A survey of 157 public-private partnership practitioners in 60 countries carried out in May this year provided useful insights on how the pandemic will impact the short-, medium and long-term prospects of infrastructure projects – including those launched through public-private partnerships (PPPs).
Overwhelmingly, practitioners pointed out that it is time for refocused and more relevant projects, that are more defensible, sustainable and resilient, and which include improved collaboration and cooperation between the public and private sectors in redefined partnerships.
This general observation is a direct outcome of the impacts of the global financial crises caused by the worldwide pandemic, which is placing immense pressure on the resources of both the public and private sector, especially where it comes to providing alternative financing for infrastructure projects (ie PPPs).
Declining fiscal revenues have resulted in an immediate shortfall in the availability of government funding for projects. Although the focus is on short-term impacts, there is consensus that we are in for the long haul. Many experts feel that it could take two to three years for the world’s economy to reach pre-Covid levels.
In cash strapped countries around the world there is an emerging paradigm shift when it comes to identifying and prioritising projects that have value, not only in the sense of value for money, but also in the sense of value for people and value for the future. Future proponents of projects are going to be pressed to motivate the need for projects that do not help countries achieve their Sustainable Development Goals (SDGs) or which do not support the recovery of post pandemic economies.
This is also a concern of governments regarding current projects. Governments will have to do a hard reassessment of current infrastructure projects and infrastructure project pipelines to determine whether current PPP projects that are struggling to survive should be allocated resources out of the pool of shrinking resources. In essence an objective ‘triage’ assessment of projects will have to be completed that determines the survivability of current projects and the desirability of future projects.
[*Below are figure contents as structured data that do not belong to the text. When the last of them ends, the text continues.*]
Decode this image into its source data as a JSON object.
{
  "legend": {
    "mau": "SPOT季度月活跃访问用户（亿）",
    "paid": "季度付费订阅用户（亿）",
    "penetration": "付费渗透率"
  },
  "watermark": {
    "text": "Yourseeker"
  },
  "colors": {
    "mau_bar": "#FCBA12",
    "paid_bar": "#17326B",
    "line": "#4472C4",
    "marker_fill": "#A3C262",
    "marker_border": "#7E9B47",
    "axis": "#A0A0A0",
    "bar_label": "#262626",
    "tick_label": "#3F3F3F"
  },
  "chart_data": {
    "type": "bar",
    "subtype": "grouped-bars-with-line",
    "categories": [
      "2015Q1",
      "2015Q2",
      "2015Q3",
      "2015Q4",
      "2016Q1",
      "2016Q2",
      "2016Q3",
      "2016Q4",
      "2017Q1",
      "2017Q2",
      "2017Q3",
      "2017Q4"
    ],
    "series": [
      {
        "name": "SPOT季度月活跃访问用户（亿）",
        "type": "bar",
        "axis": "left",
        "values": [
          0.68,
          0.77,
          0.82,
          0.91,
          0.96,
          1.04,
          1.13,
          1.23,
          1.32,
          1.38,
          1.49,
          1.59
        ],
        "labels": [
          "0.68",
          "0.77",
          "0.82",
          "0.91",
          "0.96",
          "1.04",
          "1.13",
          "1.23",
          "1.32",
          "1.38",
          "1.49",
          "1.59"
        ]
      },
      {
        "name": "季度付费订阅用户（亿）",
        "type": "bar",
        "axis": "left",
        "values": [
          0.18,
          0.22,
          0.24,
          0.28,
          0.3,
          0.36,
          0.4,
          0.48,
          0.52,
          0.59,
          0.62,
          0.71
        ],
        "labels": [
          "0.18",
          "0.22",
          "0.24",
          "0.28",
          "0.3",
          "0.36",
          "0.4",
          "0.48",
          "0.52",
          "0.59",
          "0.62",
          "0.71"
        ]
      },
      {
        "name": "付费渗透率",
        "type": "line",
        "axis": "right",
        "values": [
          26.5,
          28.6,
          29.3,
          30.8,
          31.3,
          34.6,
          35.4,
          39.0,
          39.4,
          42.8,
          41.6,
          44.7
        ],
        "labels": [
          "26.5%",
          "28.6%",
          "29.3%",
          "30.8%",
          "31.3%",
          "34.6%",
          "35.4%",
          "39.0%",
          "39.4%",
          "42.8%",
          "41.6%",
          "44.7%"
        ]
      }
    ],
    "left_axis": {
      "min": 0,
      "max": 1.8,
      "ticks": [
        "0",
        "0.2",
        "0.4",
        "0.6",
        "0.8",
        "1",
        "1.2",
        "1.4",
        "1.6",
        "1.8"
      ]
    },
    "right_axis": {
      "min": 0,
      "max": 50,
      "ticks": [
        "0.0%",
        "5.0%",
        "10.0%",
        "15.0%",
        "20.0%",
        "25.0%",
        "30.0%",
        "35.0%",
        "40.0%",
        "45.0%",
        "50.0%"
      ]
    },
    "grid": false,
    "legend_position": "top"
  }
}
These decisions cannot be taken in a vacuum however. They will require collaboration between many. Due to highly politicised decision spaces regarding the distribution of scarce resources, decisions will require focused collaboration that includes project partners in the public and private sectors (especially for PPPs), ministerial stakeholders, and members of civil society. Vanity projects will most certainly be rejected in lieu of projects that will address the immediate and long-term recovery needs of stressed economies.
Mega-projects on hold
As part of the ongoing refocusing, it is likely that mega-projects will be put on hold due to their excessive financing demands. Medium size projects that could be phased to reach the ultimate goals of mega infrastructure projects will be more favoured. An emerging paradigm shift will require government strategies and implementing guidelines to lay out harmonised forward looking approaches at both sub-national and national level.
‘Future forward’ thinking infrastructure projects will require comprehensive feasibility studies and revised selection criteria that include their sustainability, resilience, and regeneration potential. It is only projects that have passed this ‘sniff’ test that will be defensible. These will most likely be healthcare, educational and smart and green transportation infrastructure projects.
Many project proponents, potential developers and investors are also emphatic that transparent and competitive tenders will have to be launched to ensure value for money. On the other hand, the private sector as an innovation source might require accommodation for unsolicited proposals as long as they are turned into competitive procurements that protect the intellectual property of the original proponent.
David Baxter is an international development consultant at the International Sustainable Resilience Center of PPPs (ISRC) and a steering committee member of the World Association of PPP Units and Professionals (WAPPP).